No dia seguinte, a terça-feira, Marina foi logo anunciando: – “Vamos continuar a brincadeira de ontem”.
Continuavam ela e Gina na Bulgária, recebidas na imensa casa do Vitor Krum. Fui escalado para, além de ser como sempre o Harry, em contato com elas por telefone, também fazer o próprio Krum – e até que desempenhei bem.
***
Isso aí foi, repito, na segunda e na terça da semana passada. O Rony ainda não teve alta, e Marina, nos conta sua mãe, tem sentido uma tremenda falta dele.
Rony é o segundo mais querido de todos os amigos de Marina nestes oito anos e meio dela. Segundo em ordem cronológica, entre os dois mais queridos de todos, eu diria. (Estou falando dos de pelúcia, é claro.)
O primeiro é o Elmo, que está na vida de Marina desde que ela nasceu, e nunca se afastou dela. Acho que o Elmo acompanhou a moça em todas as viagens que ela já fez na vida – e, olha, periga Marina ter viajado mais que o avô dela.
Não há, creio, disputas, crises de ciúme entre o Elmo e o Rony. Ambos são de boa paz. E o tipo de relação é diferente. O Elmo é o amigo, o irmão, camarada, cúmplice, pra citar o Georges Moustaki, que Marina ainda não conhece. Já com o Rony a relação sempre teve um quê diferente da simples amizade. Quando o Rony deixou de ser Érolti – seu nome original, dado por ela mesma – para ser Soluço, ela estava vivendo a era Como Treinar Seu Dragão, e encarnava Astrid, a namorada do Soluço. Depois, quando veio a era Winx, ela era Flora e ele, o Hélia. Agora, na era Harry Potter, ela é Hermione e ele, o Rony.
Ahnnn… Sò não pode falar namorado, namorada, namoro. Para ela, não se fala a palavra – usa-se blá-blá-blá. Fulano é blá-blá-blá de fulana, os dois estão blá-blázando.
Por que é assim? O que significa essa recusa dela de não usar a palavra namoro, embora o namoro esteja sempre presente nas brincadeiras? Como se explicaria isso, segundo a linha freudiana, ou a linha lacaniana?
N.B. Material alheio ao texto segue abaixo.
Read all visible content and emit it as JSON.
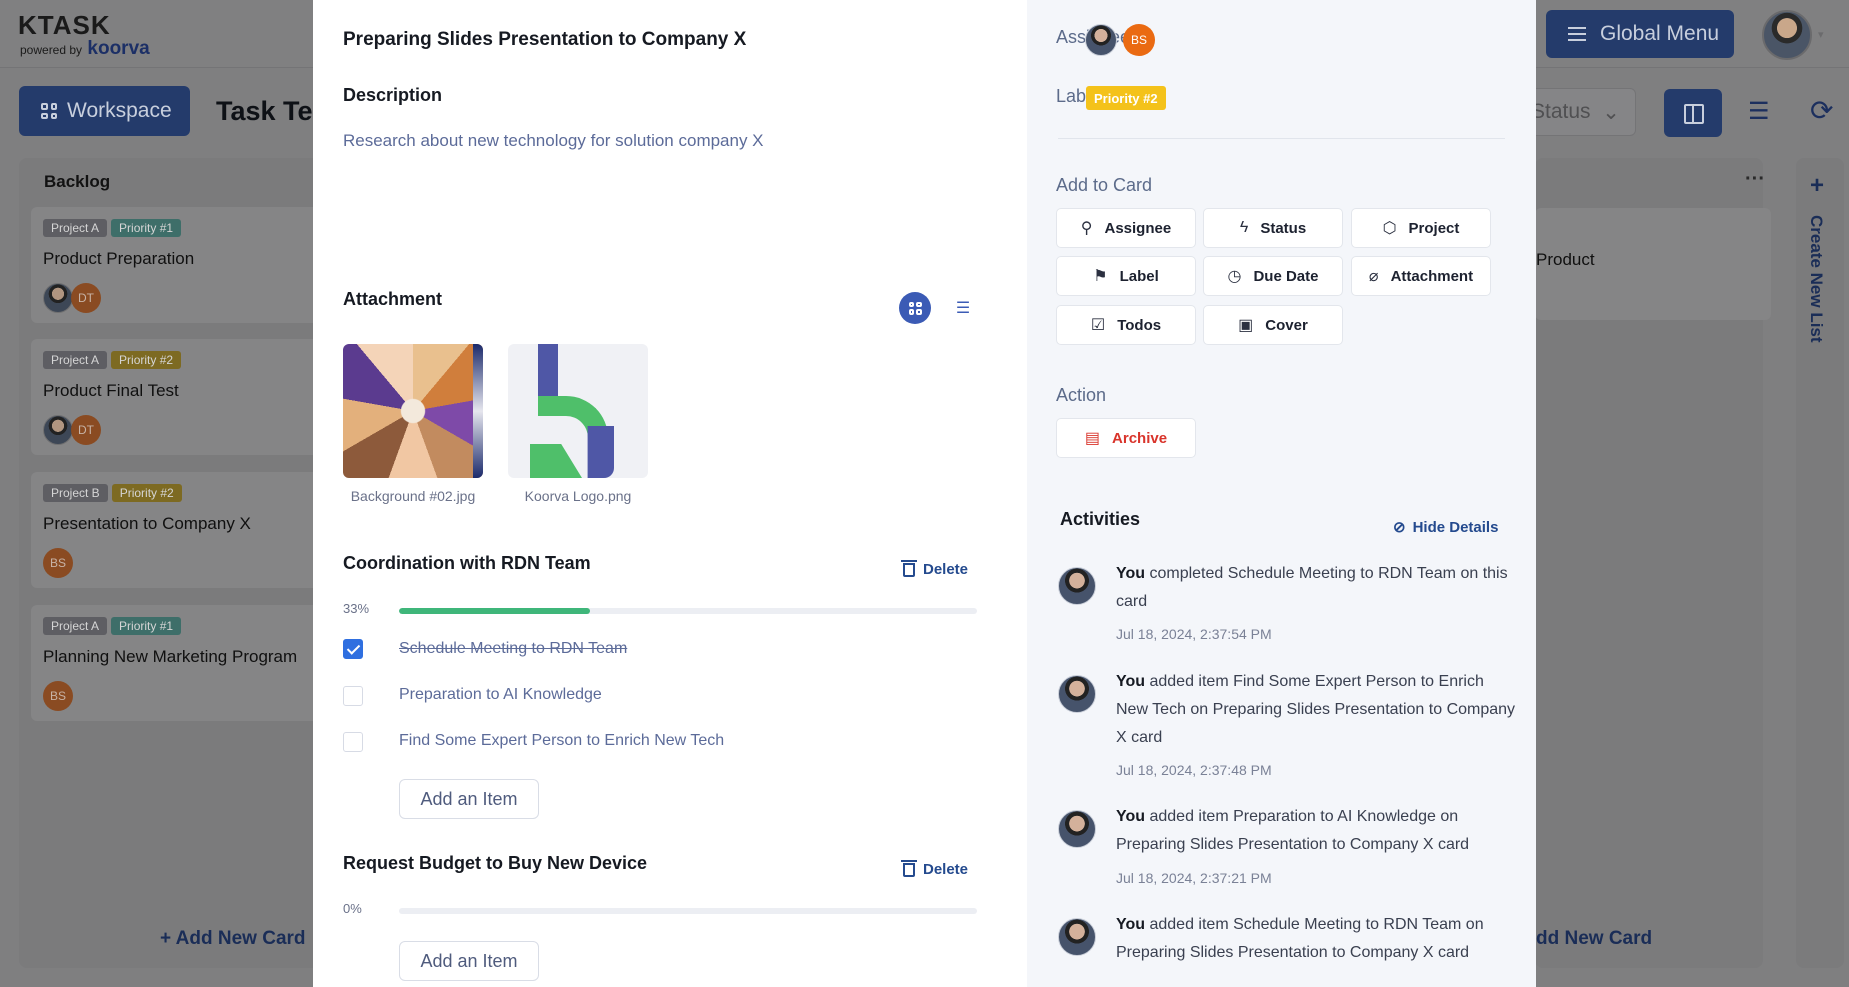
{
  "app": {
    "logo": "KTASK",
    "powered_by": "powered by",
    "brand": "koorva",
    "global_menu": "Global Menu",
    "workspace_button": "Workspace",
    "page_title": "Task Tea",
    "status_filter": "Status",
    "backlog": {
      "title": "Backlog",
      "cards": [
        {
          "project": "Project A",
          "priority": "Priority #1",
          "title": "Product Preparation",
          "avatars": [
            "photo",
            "DT"
          ]
        },
        {
          "project": "Project A",
          "priority": "Priority #2",
          "title": "Product Final Test",
          "avatars": [
            "photo",
            "DT"
          ]
        },
        {
          "project": "Project B",
          "priority": "Priority #2",
          "title": "Presentation to Company X",
          "avatars": [
            "BS"
          ]
        },
        {
          "project": "Project A",
          "priority": "Priority #1",
          "title": "Planning New Marketing Program",
          "avatars": [
            "BS"
          ]
        }
      ],
      "add_card": "+ Add New Card"
    },
    "right_column": {
      "card_title": "Product",
      "add_card": "dd New Card"
    },
    "create_new_list": "Create New List"
  },
  "modal": {
    "title": "Preparing Slides Presentation to Company X",
    "description_heading": "Description",
    "description": "Research about new technology for solution company X",
    "attachment_heading": "Attachment",
    "attachments": [
      {
        "name": "Background #02.jpg"
      },
      {
        "name": "Koorva Logo.png"
      }
    ],
    "checklists": [
      {
        "title": "Coordination with RDN Team",
        "delete_label": "Delete",
        "percent_label": "33%",
        "progress": 0.33,
        "items": [
          {
            "text": "Schedule Meeting to RDN Team",
            "done": true
          },
          {
            "text": "Preparation to AI Knowledge",
            "done": false
          },
          {
            "text": "Find Some Expert Person to Enrich New Tech",
            "done": false
          }
        ],
        "add_item_label": "Add an Item"
      },
      {
        "title": "Request Budget to Buy New Device",
        "delete_label": "Delete",
        "percent_label": "0%",
        "progress": 0,
        "items": [],
        "add_item_label": "Add an Item"
      }
    ],
    "sidebar": {
      "assignees_label": "Assignees",
      "assignees": [
        "photo",
        "BS"
      ],
      "labels_label": "Labels",
      "label_badge": "Priority #2",
      "add_to_card_label": "Add to Card",
      "add_to_card_buttons": [
        {
          "label": "Assignee",
          "icon": "add-user-icon"
        },
        {
          "label": "Status",
          "icon": "lightning-icon"
        },
        {
          "label": "Project",
          "icon": "box-icon"
        },
        {
          "label": "Label",
          "icon": "bookmark-icon"
        },
        {
          "label": "Due Date",
          "icon": "clock-icon"
        },
        {
          "label": "Attachment",
          "icon": "paperclip-icon"
        },
        {
          "label": "Todos",
          "icon": "checkbox-icon"
        },
        {
          "label": "Cover",
          "icon": "image-icon"
        }
      ],
      "action_label": "Action",
      "archive_label": "Archive",
      "activities_heading": "Activities",
      "hide_details": "Hide Details",
      "activities": [
        {
          "actor": "You",
          "text": " completed Schedule Meeting to RDN Team on this card",
          "time": "Jul 18, 2024, 2:37:54 PM"
        },
        {
          "actor": "You",
          "text": " added item Find Some Expert Person to Enrich New Tech on Preparing Slides Presentation to Company X card",
          "time": "Jul 18, 2024, 2:37:48 PM"
        },
        {
          "actor": "You",
          "text": " added item Preparation to AI Knowledge on Preparing Slides Presentation to Company X card",
          "time": "Jul 18, 2024, 2:37:21 PM"
        },
        {
          "actor": "You",
          "text": " added item Schedule Meeting to RDN Team on Preparing Slides Presentation to Company X card",
          "time": ""
        }
      ]
    }
  },
  "colors": {
    "accent": "#244a8e",
    "progress": "#3fb67a",
    "priority_badge": "#f4c21a",
    "archive": "#d9342b",
    "assignee_bs": "#ea6a12"
  }
}
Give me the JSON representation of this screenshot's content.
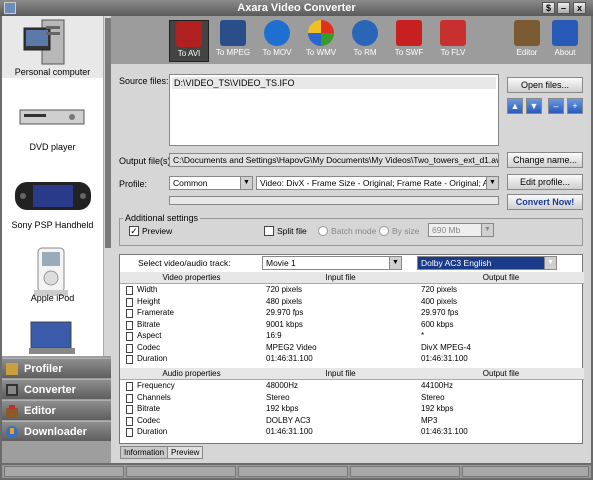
{
  "window": {
    "title": "Axara Video Converter",
    "help": "$",
    "minimize": "–",
    "close": "x"
  },
  "devices": [
    {
      "label": "Personal computer",
      "icon": "personal-computer-icon"
    },
    {
      "label": "DVD player",
      "icon": "dvd-player-icon"
    },
    {
      "label": "Sony PSP Handheld",
      "icon": "psp-icon"
    },
    {
      "label": "Apple iPod",
      "icon": "ipod-icon"
    }
  ],
  "nav": {
    "profiler": "Profiler",
    "converter": "Converter",
    "editor": "Editor",
    "downloader": "Downloader"
  },
  "formats": [
    {
      "label": "To AVI",
      "color": "#b02020"
    },
    {
      "label": "To MPEG",
      "color": "#2a4e8a"
    },
    {
      "label": "To MOV",
      "color": "#1f6fd0"
    },
    {
      "label": "To WMV",
      "color": "#3a9a2a"
    },
    {
      "label": "To RM",
      "color": "#2a66b8"
    },
    {
      "label": "To SWF",
      "color": "#c82020"
    },
    {
      "label": "To FLV",
      "color": "#c83030"
    }
  ],
  "tools": {
    "editor": "Editor",
    "about": "About"
  },
  "source": {
    "label": "Source files:",
    "files": "D:\\VIDEO_TS\\VIDEO_TS.IFO",
    "open": "Open files..."
  },
  "output": {
    "label": "Output file(s):",
    "path": "C:\\Documents and Settings\\HapovG\\My Documents\\My Videos\\Two_towers_ext_d1.avi",
    "change": "Change name..."
  },
  "profile": {
    "label": "Profile:",
    "value": "Common",
    "details": "Video: DivX - Frame Size - Original; Frame Rate - Original; Audio: M",
    "edit": "Edit profile...",
    "convert": "Convert Now!"
  },
  "additional": {
    "legend": "Additional settings",
    "preview": "Preview",
    "split": "Split file",
    "batch": "Batch mode",
    "bysize": "By size",
    "size": "690 Mb"
  },
  "tracks": {
    "label": "Select video/audio track:",
    "video": "Movie 1",
    "audio": "Dolby AC3 English"
  },
  "video_table": {
    "headers": [
      "Video properties",
      "Input file",
      "Output file"
    ],
    "rows": [
      [
        "Width",
        "720 pixels",
        "720 pixels"
      ],
      [
        "Height",
        "480 pixels",
        "400 pixels"
      ],
      [
        "Framerate",
        "29.970 fps",
        "29.970 fps"
      ],
      [
        "Bitrate",
        "9001 kbps",
        "600 kbps"
      ],
      [
        "Aspect",
        "16:9",
        "*"
      ],
      [
        "Codec",
        "MPEG2 Video",
        "DivX MPEG-4"
      ],
      [
        "Duration",
        "01:46:31.100",
        "01:46:31.100"
      ]
    ]
  },
  "audio_table": {
    "headers": [
      "Audio properties",
      "Input file",
      "Output file"
    ],
    "rows": [
      [
        "Frequency",
        "48000Hz",
        "44100Hz"
      ],
      [
        "Channels",
        "Stereo",
        "Stereo"
      ],
      [
        "Bitrate",
        "192 kbps",
        "192 kbps"
      ],
      [
        "Codec",
        "DOLBY AC3",
        "MP3"
      ],
      [
        "Duration",
        "01:46:31.100",
        "01:46:31.100"
      ]
    ]
  },
  "tabs": {
    "information": "Information",
    "preview": "Preview"
  }
}
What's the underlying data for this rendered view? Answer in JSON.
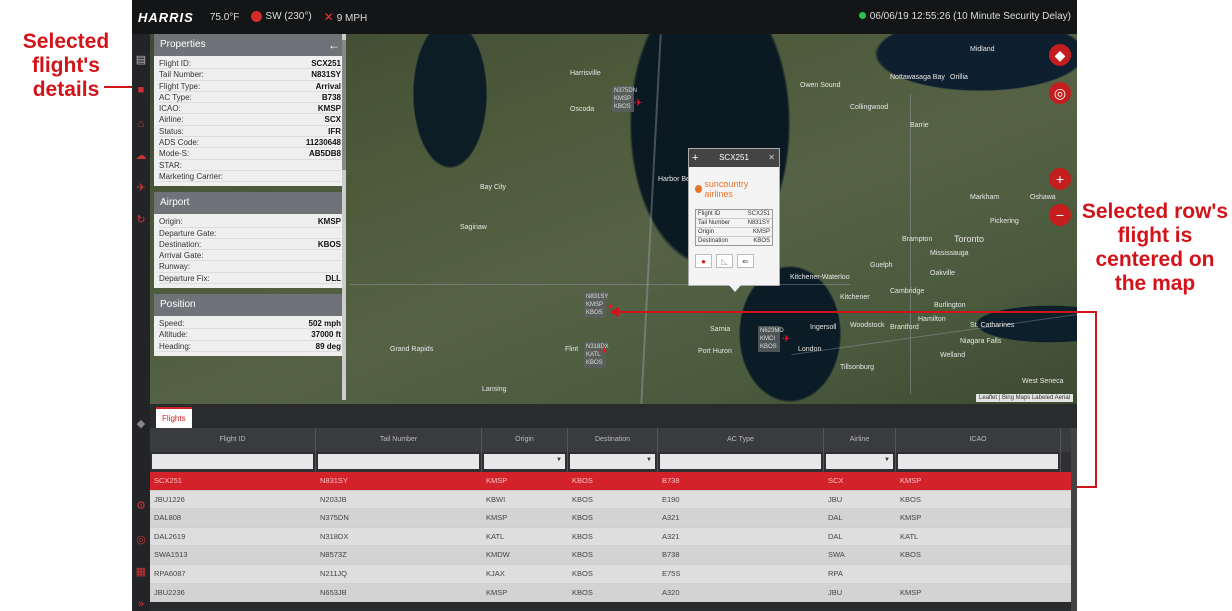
{
  "annotations": {
    "left": "Selected flight's details",
    "right": "Selected row's flight is centered on the map"
  },
  "topbar": {
    "logo": "HARRIS",
    "temperature": "75.0°F",
    "wind_dir": "SW (230°)",
    "wind_speed": "9 MPH",
    "clock": "06/06/19 12:55:26 (10 Minute Security Delay)",
    "status_color": "#27c24c"
  },
  "properties": {
    "title": "Properties",
    "fields": [
      {
        "k": "Flight ID:",
        "v": "SCX251"
      },
      {
        "k": "Tail Number:",
        "v": "N831SY"
      },
      {
        "k": "Flight Type:",
        "v": "Arrival"
      },
      {
        "k": "AC Type:",
        "v": "B738"
      },
      {
        "k": "ICAO:",
        "v": "KMSP"
      },
      {
        "k": "Airline:",
        "v": "SCX"
      },
      {
        "k": "Status:",
        "v": "IFR"
      },
      {
        "k": "ADS Code:",
        "v": "11230648"
      },
      {
        "k": "Mode-S:",
        "v": "AB5DB8"
      },
      {
        "k": "STAR:",
        "v": ""
      },
      {
        "k": "Marketing Carrier:",
        "v": ""
      }
    ],
    "airport_title": "Airport",
    "airport": [
      {
        "k": "Origin:",
        "v": "KMSP"
      },
      {
        "k": "Departure Gate:",
        "v": ""
      },
      {
        "k": "Destination:",
        "v": "KBOS"
      },
      {
        "k": "Arrival Gate:",
        "v": ""
      },
      {
        "k": "Runway:",
        "v": ""
      },
      {
        "k": "Departure Fix:",
        "v": "DLL"
      }
    ],
    "position_title": "Position",
    "position": [
      {
        "k": "Speed:",
        "v": "502 mph"
      },
      {
        "k": "Altitude:",
        "v": "37000 ft"
      },
      {
        "k": "Heading:",
        "v": "89 deg"
      }
    ]
  },
  "popup": {
    "title": "SCX251",
    "airline_logo_text": "suncountry airlines",
    "rows": [
      {
        "k": "Flight ID",
        "v": "SCX251"
      },
      {
        "k": "Tail Number",
        "v": "N831SY"
      },
      {
        "k": "Origin",
        "v": "KMSP"
      },
      {
        "k": "Destination",
        "v": "KBOS"
      }
    ]
  },
  "map": {
    "labels": [
      "Harrisville",
      "Oscoda",
      "Bay City",
      "Saginaw",
      "Flint",
      "Lansing",
      "Grand Rapids",
      "Harbor Beach",
      "Port Huron",
      "London",
      "Kitchener",
      "Guelph",
      "Toronto",
      "Mississauga",
      "Oakville",
      "Hamilton",
      "Barrie",
      "Orillia",
      "Brampton",
      "Woodstock",
      "Sarnia",
      "Ingersoll",
      "St. Catharines",
      "Welland",
      "Niagara Falls",
      "Tillsonburg",
      "Midland",
      "Nottawasaga Bay",
      "Owen Sound",
      "Collingwood",
      "Markham",
      "Pickering",
      "Oshawa",
      "Cambridge",
      "Brantford",
      "Burlington",
      "Kitchener-Waterloo",
      "West Seneca"
    ],
    "flight_tags": [
      {
        "text": "N375DN KMSP KBOS"
      },
      {
        "text": "N831SY KMSP KBOS"
      },
      {
        "text": "N318DX KATL KBOS"
      },
      {
        "text": "N623MD KMCI KBOS"
      }
    ],
    "scale_text": "Leaflet | Bing Maps Labeled Aerial",
    "accent": "#c41d1d"
  },
  "table": {
    "tab": "Flights",
    "columns": [
      "Flight ID",
      "Tail Number",
      "Origin",
      "Destination",
      "AC Type",
      "Airline",
      "ICAO"
    ],
    "rows": [
      [
        "SCX251",
        "N831SY",
        "KMSP",
        "KBOS",
        "B738",
        "SCX",
        "KMSP"
      ],
      [
        "JBU1226",
        "N203JB",
        "KBWI",
        "KBOS",
        "E190",
        "JBU",
        "KBOS"
      ],
      [
        "DAL808",
        "N375DN",
        "KMSP",
        "KBOS",
        "A321",
        "DAL",
        "KMSP"
      ],
      [
        "DAL2619",
        "N318DX",
        "KATL",
        "KBOS",
        "A321",
        "DAL",
        "KATL"
      ],
      [
        "SWA1513",
        "N8573Z",
        "KMDW",
        "KBOS",
        "B738",
        "SWA",
        "KBOS"
      ],
      [
        "RPA6087",
        "N211JQ",
        "KJAX",
        "KBOS",
        "E75S",
        "RPA",
        ""
      ],
      [
        "JBU2236",
        "N653JB",
        "KMSP",
        "KBOS",
        "A320",
        "JBU",
        "KMSP"
      ]
    ],
    "selected_index": 0
  }
}
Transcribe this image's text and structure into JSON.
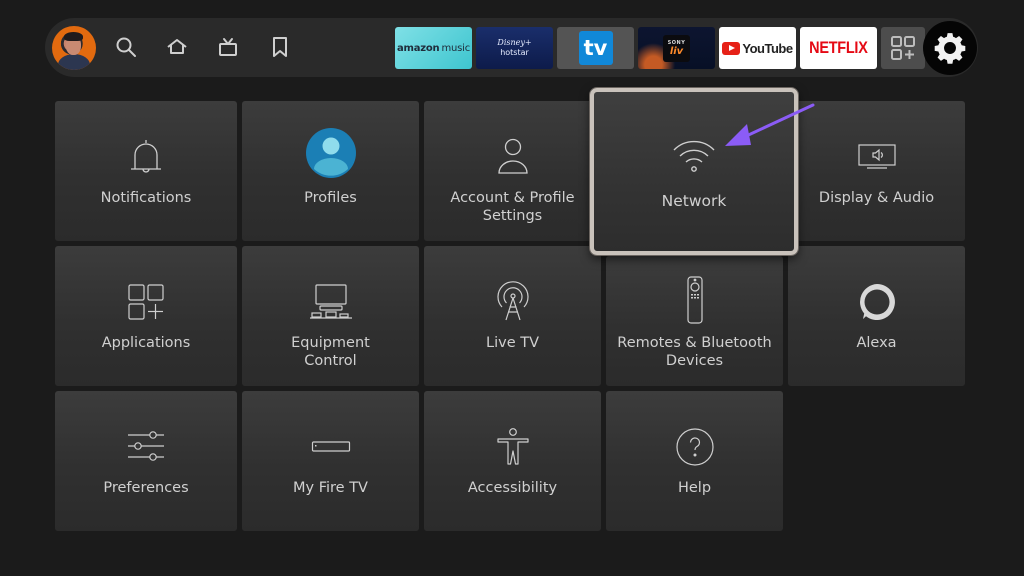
{
  "topbar": {
    "profile": {
      "label": "User profile"
    },
    "nav": [
      {
        "id": "search",
        "icon": "search-icon"
      },
      {
        "id": "home",
        "icon": "home-icon"
      },
      {
        "id": "live-tv",
        "icon": "tv-icon"
      },
      {
        "id": "watchlist",
        "icon": "bookmark-icon"
      }
    ],
    "apps": {
      "amazon_music": {
        "brand": "amazon",
        "suffix": "music"
      },
      "hotstar": {
        "line1": "Disney+",
        "line2": "hotstar"
      },
      "tv": {
        "label": "tv"
      },
      "sonyliv": {
        "line1": "SONY",
        "line2": "liv"
      },
      "youtube": {
        "label": "YouTube"
      },
      "netflix": {
        "label": "NETFLIX"
      }
    },
    "add_apps": {
      "icon": "apps-add-icon"
    },
    "settings": {
      "icon": "gear-icon",
      "selected": true
    }
  },
  "settings_grid": {
    "focused": "Network",
    "items": [
      {
        "label": "Notifications",
        "icon": "bell-icon"
      },
      {
        "label": "Profiles",
        "icon": "profile-icon"
      },
      {
        "label": "Account & Profile Settings",
        "line1": "Account & Profile",
        "line2": "Settings",
        "icon": "person-icon"
      },
      {
        "label": "Network",
        "icon": "wifi-icon"
      },
      {
        "label": "Display & Audio",
        "icon": "display-audio-icon"
      },
      {
        "label": "Applications",
        "icon": "applications-icon"
      },
      {
        "label": "Equipment Control",
        "line1": "Equipment",
        "line2": "Control",
        "icon": "equipment-icon"
      },
      {
        "label": "Live TV",
        "icon": "antenna-icon"
      },
      {
        "label": "Remotes & Bluetooth Devices",
        "line1": "Remotes & Bluetooth",
        "line2": "Devices",
        "icon": "remote-icon"
      },
      {
        "label": "Alexa",
        "icon": "alexa-icon"
      },
      {
        "label": "Preferences",
        "icon": "sliders-icon"
      },
      {
        "label": "My Fire TV",
        "icon": "fire-tv-device-icon"
      },
      {
        "label": "Accessibility",
        "icon": "accessibility-icon"
      },
      {
        "label": "Help",
        "icon": "help-icon"
      }
    ]
  },
  "annotation": {
    "arrow_color": "#8b5cf6",
    "points_to": "Network"
  },
  "colors": {
    "background": "#1b1b1b",
    "topbar": "#2a2a2a",
    "tile": "#333333",
    "focus_border": "#c9c2bb",
    "text": "#d0d0d0"
  }
}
Bem quanto a isso, eu usaria as famous last words de Rhett Buttler ao final das quase 4 horas de … E O Vento Levou: – “Frankly, my dear, I don’t give a damm!”
Bem, mas aí eu tergiversei.
***
O importante é registrar que a internação do Rony não foi por uma emergência. De forma alguma. Foi tudo cuidadosamente planejado.
Bem grandalhão, gorducho, o Rony foi, ao longo dos anos, perdendo peso, perdendo massa corporal, ficando fraquinho, molenguinha. Sabe-se lá o motivo. O enchimento dele foi quebrando, virando pó, algo assim. O fato é que a família chegou à conclusão de que ele deveria se submeter a uma cirurgia de empoderamento corporal.
Foi internado para exames, para a preparação para a cirurgia.
O problema é que há uma grande fila de espera para horário no centro cirúrgico do hospital. Ainda não temos a data de alta dele.
Mas o que é garantido é que Marina receberá o Rony com uma felicidade absolutamente avassaladora. O perigo é ela, que é bem humorada e sorridente a imensa maior parte do tempo, chegue perto de sufocar o Rony, tantos vão ser os abraços e carinhos e beijinhos sem ter fim.